These are geothermal heat flux predictions for Greenland. Direct GHF measurements from the coastal rock cores, inferences from ice cores, and additional Gaussian-fit GHF data around ice core sites are used as training samples. Predictions are shown for three different values. The white dashed region roughly shows the extent of elevated heat flux and a possible trajectory of Greenland’s movement over the Icelandic plume. Credit: KU News Service
A new prediction model using machine learning forecasts a slightly elevated heat flux upstream of several fast-flowing glaciers in Greenland, including Jakobshavn Isbrae, the fastest moving glacier on Earth.
Researchers from the University of Kansas have used machine learning to develop an improved model for understanding geothermal heat flux—heat emanating from the Earth’s interior—below the Greenland Ice Sheet, which could lead to more accurate predictions for ice-mass loss and global sea-level rise.
“Heat that comes up from the interior of the Earth contributes to the amount of melt on the bottom of the ice sheet—so it’s extremely important to understand the pattern of that heat and how it’s distributed at the bottom of the ice sheet,” Soroush Rezvanbehbahani, a doctoral student in geology at the University of Kansas, said in a statement. “When we walk on a slope that’s wet, we’re more likely to slip.
“It’s the same idea with ice—when it isn’t frozen, it’s more likely to slide into the ocean,” he added. “But we don’t have an easy way to measure geothermal heat flux except for extremely expensive field campaigns that drill through the ice sheet. Instead of expensive field surveys, we try to do this through statistical methods.”
The team found that Greenland has an anomalously high heat flux in a relatively large northern region spreading from the interior to the east and west, while southern Greenland has a relatively low geothermal heat flux, corresponding with the extent of the North Atlantic Craton—a stable portion of one of the oldest extant continental crusts on Earth.
“The most interesting finding is the sharp contrast between the south and the north of Greenland,” Rezvanbehbahani said. “We had little information in the south, but we had three or four more cores in the northern part of the ice sheet.
“Based on the southern core we thought this was a localized low heat-flux region—but our model shows that a much larger part of the southern ice sheet has low heat flux,” he added. “By contrast, in the northern regions, we found large areas with high geothermal heat flux.
According to the research team, the new geothermal heat flux map of Greenland is expected to be within about 15 percent of true values.

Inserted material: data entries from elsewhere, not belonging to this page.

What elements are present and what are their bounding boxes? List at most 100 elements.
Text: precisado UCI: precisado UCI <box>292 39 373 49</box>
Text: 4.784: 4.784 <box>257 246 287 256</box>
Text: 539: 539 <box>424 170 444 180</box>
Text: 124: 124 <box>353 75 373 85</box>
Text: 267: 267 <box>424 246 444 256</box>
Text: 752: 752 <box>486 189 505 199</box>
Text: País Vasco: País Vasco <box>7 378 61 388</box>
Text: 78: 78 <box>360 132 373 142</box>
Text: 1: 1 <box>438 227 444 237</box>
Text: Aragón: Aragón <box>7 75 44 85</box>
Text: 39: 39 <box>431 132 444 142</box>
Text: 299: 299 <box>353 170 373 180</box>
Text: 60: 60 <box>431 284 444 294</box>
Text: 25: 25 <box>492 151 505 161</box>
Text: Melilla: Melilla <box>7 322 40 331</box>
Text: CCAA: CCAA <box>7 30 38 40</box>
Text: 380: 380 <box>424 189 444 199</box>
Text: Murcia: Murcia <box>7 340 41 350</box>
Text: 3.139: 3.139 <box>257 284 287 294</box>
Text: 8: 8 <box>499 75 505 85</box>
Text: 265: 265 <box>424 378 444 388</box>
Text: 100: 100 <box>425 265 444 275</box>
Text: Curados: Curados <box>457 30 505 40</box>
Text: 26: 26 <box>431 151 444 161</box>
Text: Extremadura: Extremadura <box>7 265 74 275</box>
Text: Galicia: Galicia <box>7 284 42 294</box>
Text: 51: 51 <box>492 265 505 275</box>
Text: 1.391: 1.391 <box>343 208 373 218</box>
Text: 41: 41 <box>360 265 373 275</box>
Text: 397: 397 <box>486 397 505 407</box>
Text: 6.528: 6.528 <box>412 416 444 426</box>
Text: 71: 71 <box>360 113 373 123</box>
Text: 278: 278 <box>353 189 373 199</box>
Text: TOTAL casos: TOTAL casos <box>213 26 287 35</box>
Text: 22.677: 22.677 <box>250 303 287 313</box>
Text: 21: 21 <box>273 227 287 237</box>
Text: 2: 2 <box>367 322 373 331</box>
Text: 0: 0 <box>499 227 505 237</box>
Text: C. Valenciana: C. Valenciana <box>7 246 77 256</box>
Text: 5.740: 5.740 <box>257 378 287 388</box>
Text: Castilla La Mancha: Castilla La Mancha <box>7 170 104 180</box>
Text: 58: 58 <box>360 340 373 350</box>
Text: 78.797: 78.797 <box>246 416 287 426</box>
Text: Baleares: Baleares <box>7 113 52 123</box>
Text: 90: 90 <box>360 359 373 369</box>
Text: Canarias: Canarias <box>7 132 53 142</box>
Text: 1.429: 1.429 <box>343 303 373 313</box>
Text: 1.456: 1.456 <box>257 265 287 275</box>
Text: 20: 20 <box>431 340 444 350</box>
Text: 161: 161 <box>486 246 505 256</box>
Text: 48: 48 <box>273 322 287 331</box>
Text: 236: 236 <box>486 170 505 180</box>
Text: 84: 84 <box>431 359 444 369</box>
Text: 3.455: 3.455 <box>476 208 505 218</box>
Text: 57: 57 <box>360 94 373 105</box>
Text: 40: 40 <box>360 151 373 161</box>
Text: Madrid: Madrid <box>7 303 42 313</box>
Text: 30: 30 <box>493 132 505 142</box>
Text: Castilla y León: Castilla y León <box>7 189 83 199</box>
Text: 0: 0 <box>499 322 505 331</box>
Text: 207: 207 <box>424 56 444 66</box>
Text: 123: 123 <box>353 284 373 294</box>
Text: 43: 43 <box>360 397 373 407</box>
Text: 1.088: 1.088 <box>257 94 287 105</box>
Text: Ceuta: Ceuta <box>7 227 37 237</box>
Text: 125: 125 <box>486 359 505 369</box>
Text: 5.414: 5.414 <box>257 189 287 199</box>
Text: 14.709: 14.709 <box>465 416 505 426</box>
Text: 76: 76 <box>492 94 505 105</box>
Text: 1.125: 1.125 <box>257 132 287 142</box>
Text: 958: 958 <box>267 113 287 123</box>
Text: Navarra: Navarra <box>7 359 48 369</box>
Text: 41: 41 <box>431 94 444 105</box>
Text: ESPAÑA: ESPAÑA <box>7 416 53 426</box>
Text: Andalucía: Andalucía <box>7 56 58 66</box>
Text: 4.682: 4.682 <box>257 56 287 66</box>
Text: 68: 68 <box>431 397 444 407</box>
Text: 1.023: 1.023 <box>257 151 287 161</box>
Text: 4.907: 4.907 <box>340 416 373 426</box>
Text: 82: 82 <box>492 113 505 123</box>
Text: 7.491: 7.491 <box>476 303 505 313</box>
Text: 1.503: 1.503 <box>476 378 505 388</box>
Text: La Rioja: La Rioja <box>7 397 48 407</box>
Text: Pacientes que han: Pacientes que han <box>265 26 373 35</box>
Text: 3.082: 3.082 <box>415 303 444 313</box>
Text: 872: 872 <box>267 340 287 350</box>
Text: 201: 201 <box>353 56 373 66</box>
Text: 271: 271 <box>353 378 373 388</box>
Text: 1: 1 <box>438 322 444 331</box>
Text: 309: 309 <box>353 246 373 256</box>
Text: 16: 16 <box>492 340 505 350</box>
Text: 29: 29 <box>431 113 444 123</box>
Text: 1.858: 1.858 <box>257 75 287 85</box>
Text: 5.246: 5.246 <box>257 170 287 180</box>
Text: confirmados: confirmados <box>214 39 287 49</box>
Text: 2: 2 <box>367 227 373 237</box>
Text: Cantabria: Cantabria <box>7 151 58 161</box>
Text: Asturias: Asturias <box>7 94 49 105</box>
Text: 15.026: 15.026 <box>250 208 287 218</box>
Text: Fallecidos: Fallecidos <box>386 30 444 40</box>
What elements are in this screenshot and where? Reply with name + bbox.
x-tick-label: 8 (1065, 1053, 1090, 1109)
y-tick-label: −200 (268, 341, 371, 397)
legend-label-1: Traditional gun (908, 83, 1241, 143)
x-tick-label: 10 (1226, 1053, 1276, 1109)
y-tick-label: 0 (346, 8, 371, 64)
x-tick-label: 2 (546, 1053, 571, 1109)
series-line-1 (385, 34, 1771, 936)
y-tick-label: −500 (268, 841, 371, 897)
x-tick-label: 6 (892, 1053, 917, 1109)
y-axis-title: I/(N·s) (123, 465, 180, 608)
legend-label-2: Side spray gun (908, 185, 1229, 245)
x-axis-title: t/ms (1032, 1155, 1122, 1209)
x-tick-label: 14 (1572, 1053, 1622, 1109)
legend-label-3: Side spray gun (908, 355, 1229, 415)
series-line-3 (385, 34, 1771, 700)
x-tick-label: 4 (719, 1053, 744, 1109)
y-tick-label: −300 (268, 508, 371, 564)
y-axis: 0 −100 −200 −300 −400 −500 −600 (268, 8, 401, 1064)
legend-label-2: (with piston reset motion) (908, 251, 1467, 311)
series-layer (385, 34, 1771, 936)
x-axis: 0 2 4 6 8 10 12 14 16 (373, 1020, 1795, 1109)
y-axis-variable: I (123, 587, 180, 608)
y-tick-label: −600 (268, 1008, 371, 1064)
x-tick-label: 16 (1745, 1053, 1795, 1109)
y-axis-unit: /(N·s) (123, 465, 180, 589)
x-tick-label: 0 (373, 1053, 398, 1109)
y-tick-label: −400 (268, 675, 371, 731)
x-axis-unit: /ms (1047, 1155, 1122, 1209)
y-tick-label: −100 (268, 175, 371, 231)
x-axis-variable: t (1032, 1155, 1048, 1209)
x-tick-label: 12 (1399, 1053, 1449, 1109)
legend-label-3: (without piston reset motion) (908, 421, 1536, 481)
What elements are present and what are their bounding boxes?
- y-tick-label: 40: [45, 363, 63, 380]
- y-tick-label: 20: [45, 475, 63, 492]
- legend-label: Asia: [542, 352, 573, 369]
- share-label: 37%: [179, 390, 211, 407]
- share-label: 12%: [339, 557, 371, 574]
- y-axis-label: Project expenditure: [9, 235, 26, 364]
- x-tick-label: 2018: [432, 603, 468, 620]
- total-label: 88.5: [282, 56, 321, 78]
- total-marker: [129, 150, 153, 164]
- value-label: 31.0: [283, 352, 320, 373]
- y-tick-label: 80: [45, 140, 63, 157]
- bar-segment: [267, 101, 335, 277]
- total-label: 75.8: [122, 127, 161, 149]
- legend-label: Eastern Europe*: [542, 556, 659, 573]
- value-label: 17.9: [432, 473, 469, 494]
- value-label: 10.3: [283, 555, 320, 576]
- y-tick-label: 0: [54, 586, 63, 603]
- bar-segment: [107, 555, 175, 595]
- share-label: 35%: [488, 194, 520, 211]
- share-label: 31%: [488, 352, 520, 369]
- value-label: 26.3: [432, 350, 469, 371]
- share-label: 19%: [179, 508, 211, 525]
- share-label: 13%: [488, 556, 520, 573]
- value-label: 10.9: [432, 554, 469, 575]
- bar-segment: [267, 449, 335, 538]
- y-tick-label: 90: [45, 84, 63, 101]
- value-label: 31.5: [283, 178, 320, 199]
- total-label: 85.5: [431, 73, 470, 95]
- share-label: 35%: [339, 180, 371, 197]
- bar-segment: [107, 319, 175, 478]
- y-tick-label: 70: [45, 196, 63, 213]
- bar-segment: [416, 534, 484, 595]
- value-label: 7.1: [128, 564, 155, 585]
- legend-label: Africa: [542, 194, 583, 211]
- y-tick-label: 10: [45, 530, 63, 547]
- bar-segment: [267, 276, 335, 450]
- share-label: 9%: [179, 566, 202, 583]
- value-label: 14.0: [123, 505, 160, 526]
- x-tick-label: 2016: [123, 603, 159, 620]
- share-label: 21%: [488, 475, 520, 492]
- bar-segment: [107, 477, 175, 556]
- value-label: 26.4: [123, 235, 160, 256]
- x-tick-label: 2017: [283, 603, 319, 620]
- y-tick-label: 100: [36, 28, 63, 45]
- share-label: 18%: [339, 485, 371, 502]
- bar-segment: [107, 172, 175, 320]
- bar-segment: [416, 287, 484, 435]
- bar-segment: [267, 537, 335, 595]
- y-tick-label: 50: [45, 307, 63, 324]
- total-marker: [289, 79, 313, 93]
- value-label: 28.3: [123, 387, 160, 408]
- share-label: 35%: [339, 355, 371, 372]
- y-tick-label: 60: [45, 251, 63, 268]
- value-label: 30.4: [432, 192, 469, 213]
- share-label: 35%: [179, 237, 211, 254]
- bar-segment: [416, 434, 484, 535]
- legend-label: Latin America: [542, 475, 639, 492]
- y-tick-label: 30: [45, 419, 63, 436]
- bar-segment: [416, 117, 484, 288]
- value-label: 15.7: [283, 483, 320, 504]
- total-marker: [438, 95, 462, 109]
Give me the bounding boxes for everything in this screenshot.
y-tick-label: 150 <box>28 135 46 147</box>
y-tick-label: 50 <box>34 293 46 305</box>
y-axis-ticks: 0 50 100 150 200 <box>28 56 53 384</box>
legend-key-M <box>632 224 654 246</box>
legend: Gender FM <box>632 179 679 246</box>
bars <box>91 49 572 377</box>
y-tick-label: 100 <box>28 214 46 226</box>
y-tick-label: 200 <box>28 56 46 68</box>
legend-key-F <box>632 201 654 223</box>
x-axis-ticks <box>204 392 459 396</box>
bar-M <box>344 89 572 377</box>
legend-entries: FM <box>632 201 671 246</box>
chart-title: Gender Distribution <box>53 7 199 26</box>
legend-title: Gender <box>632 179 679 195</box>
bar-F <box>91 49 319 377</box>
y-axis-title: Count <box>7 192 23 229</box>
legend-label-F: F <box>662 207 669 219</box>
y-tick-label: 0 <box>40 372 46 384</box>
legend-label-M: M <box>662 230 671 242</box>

The machine learning system uses all available geologic, tectonic and geothermal heat flux data for Greenland, as well as geothermal heat flux data from around the globe to predict geothermal heat flux values under the ice sheet throughout Greenland. It is based on 22 geologic variables, including bedrock topography, crustal thickness, magnetic anomalies, rock types, and proximity to features like trenches, ridges, young rifts, volcanoes and hot spots.
Current models do not incorporate as many data points to arrive at a prediction.
“Most other models really only honor one particular data set,” co-author Leigh Stearns, an associate professor of geology at KU, said in a statement. “They look at geothermal heat flux through seismic signals or magnetic data in Greenland, but not crustal thickness or rock type or distance from a hot spot.
“But we know those are related to geothermal heat flux,” she added. “We try to incorporate as many geologic data sets as we can rather than assuming one is the most important.”
The researchers found the five most important geologic features in predicting geothermal flux values are topography, distance to young rifts, distance to trench, depth of lithosphere-asthenosphere boundary (layers of the Earth’s mantle) and depth to Mohoroviči discontinuity (the boundary between the crust and the mantle in the Earth).
The study was published in Geophysical Research Letters.